Я внезапно просыпаюсь в поту, простыня закрутилась вокруг ног, я почти увязла. Увязла, как комар в слезе.
Томас лежит рядом со мной, он заснул в очках и с книгой в руке. Я снимаю с него очки, гашу свет, говорю, что люблю его, кладу голову ему на грудь и слышу, что его сердце скрипит — как плохо работающий механизм. Не ровные человеческие удары, а только скрип, скрип — попытка остаться в живых. Первая мысль: сколько еще сможет биться его сердце рядом с моим лицом? Чего тебе не хватает, спрашиваю я себя. Любовного эликсира?
Я была одета, как он хотел. Мне было приятно следовать его эстетическим вкусам и желаниям: я стала такой, какой он хотел меня видеть. Меня не вдохновляло то, что я ему подчиняюсь: моей главной задачей было понравиться ему.
Мы сидели на улице, за столиком ресторана, прямо за площадью Театро Массимо[4].
Лето только закончилось, и осень делала мой загар более нежным и легким. Улицы по ночам становились спокойнее, словно отдыхали после дневного хаоса. Столик стоял криво — брусчатка была неровной. Из ресторана доносилась музыка рэгги, и я заулыбалась, увидев его удивленное лицо: я прекрасно знала, что эта музыка — самое чуждое ему, что может быть на свете. Он бы предпочел другое заведение, которое можно было бы описать прилагательными «изящное», «нежное», «изысканное». То место, где мы находились, определялось как «шумное», «вульгарное», «молодежное». Он старался смотреть на меня и словно отгораживался от звуков музыки.
— Странно, как тебе удается сказать мне то, что я никогда не сказал бы сам себе, — произнес он.
Я ограничилась улыбкой. Я его не слушала.
— Когда я говорю тебе о моих гноящихся снах, о новой жизни, которую ты мне подарила, я впервые слышу, что меня не судят. Даже поддерживают. Понимаешь, что я хочу сказать?
Я кивнула головой. Мне это все надоело.
Он сделал паузу, потом, пристально глядя на меня, спросил:
— А что ты думаешь обо мне?
Последнее, что должен делать мужчина, — это спрашивать меня, что я о нем думаю.
Я ничего не думаю — чего там думать-то? Если я тебя люблю — я тебя люблю, если ты мне противен — ты мне противен. Что тут сложного? Ты хочешь знать, что я думаю? Думаю, что тебе на хрен не нужно то, что о тебе думают другие люди. Я думаю, что ты эгоист, негодяй и вдобавок слепец. Я думаю: ты весь вечер говорил со мной, но так и не понял, что я тебе не отвечала. Я думаю, что ты настолько жаждешь меня, что даже не почувствовал, пока меня трахал, что мое тело холодно и спокойно, как это дорогое белое вино в большом бокале.
Он посмотрел на меня, как побитая собака. Он ждал.
Я глотнула вина и выдохнула:
— Я думаю, что ты хороший человек.
— Знаешь, я никогда не чувствовал себя свободным.
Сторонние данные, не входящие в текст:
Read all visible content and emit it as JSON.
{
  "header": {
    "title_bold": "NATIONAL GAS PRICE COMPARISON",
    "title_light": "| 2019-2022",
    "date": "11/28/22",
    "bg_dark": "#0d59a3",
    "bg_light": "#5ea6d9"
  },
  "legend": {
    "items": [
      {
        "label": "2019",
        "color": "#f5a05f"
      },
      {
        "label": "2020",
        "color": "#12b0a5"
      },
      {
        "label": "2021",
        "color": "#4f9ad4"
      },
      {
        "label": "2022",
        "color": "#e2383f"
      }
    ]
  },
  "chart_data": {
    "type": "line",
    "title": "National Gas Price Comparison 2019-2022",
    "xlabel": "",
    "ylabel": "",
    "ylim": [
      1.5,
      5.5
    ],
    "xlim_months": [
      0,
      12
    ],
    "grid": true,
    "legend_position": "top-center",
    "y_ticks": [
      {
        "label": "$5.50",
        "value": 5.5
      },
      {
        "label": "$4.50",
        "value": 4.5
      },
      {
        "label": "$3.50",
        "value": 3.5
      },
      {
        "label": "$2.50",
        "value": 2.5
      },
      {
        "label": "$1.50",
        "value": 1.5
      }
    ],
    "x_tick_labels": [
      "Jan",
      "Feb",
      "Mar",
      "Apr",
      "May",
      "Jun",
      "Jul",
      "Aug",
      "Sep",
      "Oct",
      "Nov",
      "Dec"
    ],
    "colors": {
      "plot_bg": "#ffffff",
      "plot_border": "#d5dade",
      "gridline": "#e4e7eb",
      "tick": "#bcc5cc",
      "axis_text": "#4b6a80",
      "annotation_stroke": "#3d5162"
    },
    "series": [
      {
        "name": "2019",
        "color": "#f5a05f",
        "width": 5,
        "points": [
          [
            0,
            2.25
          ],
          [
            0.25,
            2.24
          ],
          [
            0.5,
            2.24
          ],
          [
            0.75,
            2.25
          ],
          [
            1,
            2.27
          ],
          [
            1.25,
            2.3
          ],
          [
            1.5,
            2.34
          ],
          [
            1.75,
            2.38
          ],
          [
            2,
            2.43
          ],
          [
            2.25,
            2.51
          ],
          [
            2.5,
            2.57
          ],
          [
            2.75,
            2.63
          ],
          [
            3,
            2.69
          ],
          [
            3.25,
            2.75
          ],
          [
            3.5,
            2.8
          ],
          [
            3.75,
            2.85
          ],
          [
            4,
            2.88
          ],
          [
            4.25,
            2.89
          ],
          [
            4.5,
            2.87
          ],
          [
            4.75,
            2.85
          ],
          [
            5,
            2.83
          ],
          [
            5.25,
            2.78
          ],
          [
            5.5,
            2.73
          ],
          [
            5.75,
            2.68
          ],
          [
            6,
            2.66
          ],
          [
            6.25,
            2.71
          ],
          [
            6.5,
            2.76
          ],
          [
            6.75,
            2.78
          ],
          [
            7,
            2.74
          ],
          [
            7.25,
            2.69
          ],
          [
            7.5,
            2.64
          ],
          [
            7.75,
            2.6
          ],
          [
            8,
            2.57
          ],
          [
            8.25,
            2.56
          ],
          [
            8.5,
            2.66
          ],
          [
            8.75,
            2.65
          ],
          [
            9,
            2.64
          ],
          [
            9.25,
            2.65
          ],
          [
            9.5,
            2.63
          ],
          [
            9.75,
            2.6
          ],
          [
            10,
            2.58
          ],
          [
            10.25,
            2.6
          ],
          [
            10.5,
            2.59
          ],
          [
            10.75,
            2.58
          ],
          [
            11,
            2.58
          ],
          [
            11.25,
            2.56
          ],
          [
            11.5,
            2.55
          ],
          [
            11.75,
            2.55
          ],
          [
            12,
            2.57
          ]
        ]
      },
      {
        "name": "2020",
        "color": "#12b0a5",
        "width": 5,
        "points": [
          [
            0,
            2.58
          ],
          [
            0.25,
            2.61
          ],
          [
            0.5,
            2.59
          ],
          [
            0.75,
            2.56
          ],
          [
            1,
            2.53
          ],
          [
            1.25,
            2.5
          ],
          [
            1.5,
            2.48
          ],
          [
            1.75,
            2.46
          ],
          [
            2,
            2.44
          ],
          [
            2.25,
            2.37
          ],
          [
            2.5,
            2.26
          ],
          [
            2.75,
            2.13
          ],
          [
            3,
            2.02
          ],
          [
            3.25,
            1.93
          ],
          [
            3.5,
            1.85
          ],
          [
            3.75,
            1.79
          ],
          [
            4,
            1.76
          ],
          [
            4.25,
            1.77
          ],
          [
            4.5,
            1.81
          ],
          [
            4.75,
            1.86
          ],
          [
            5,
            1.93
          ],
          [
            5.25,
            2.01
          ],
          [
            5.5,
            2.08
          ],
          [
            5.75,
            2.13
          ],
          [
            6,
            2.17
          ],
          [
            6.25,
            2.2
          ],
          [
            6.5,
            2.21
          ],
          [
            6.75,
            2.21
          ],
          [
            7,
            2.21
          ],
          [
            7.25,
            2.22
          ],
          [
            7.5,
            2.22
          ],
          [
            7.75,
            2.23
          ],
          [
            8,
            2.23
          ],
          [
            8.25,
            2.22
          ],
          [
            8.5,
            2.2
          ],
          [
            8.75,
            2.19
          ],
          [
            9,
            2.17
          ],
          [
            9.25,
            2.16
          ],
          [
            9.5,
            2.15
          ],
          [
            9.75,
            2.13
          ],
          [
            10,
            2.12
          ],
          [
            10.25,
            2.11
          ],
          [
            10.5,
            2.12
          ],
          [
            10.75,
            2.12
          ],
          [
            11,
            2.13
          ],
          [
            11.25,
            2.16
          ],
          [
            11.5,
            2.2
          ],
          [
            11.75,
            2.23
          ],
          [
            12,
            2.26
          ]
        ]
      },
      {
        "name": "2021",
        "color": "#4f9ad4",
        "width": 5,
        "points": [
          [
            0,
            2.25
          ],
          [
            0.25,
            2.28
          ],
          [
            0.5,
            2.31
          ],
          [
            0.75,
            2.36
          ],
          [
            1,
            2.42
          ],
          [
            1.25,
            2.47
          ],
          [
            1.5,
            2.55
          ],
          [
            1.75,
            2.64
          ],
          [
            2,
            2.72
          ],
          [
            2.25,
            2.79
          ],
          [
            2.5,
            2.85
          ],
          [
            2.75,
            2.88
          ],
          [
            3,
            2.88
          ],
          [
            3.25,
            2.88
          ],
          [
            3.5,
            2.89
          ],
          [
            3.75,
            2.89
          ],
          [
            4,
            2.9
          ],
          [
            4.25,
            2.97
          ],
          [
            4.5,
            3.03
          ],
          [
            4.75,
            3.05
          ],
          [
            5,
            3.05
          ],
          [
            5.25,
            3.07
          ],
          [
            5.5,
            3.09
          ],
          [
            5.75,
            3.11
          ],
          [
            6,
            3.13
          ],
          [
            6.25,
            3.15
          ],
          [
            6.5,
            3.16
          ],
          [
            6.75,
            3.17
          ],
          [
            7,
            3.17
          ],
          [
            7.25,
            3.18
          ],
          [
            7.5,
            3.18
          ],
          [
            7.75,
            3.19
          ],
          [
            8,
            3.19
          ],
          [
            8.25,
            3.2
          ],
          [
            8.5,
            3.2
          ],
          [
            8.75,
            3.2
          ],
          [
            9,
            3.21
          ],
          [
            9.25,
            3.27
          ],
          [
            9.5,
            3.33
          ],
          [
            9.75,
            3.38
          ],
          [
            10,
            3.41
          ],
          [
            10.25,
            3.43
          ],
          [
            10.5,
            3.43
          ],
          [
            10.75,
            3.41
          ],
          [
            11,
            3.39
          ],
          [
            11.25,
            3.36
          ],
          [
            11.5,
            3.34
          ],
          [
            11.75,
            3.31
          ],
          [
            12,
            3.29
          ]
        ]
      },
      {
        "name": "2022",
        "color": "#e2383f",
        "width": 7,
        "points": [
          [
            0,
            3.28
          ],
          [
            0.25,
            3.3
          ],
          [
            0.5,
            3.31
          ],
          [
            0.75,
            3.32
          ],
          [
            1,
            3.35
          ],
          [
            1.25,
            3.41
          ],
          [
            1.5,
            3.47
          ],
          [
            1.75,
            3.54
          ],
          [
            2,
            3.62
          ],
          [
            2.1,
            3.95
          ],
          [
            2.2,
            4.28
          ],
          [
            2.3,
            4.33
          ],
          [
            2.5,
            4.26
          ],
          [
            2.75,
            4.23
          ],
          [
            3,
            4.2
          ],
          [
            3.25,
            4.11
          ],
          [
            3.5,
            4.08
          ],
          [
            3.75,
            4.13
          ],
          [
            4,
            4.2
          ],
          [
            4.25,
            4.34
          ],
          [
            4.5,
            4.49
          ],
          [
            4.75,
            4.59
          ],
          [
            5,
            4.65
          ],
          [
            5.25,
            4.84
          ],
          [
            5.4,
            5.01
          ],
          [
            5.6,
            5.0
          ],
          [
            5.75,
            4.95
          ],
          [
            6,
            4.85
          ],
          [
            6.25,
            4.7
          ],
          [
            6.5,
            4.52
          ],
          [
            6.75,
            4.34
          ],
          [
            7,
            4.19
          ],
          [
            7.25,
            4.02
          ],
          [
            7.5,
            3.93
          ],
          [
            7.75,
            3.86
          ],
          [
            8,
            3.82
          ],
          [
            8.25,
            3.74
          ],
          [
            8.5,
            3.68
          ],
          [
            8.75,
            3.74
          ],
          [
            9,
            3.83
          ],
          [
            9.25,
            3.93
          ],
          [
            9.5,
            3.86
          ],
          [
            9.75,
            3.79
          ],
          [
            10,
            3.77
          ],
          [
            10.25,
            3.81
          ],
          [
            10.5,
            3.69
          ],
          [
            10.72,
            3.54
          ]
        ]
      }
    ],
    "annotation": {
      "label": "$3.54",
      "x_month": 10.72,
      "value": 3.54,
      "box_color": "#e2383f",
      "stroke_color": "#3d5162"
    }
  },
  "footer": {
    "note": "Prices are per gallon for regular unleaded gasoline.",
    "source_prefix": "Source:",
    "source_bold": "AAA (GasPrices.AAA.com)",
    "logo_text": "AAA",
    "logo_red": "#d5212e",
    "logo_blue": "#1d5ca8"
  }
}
Даже с женой, — сказал он, не обращая внимания на слова, которые я только что произнесла.
Мне не хотелось говорить. Это ему хотелось говорить. Я позволила ему продолжать.
— Я всегда чувствую тиски, которые сжимают мне сердце, мозг, язык, делают меня пассивным импотентом. Ты знаешь, что это значит? Ты это знаешь? — Его тон стал обвиняющим, как будто он меня упрекал.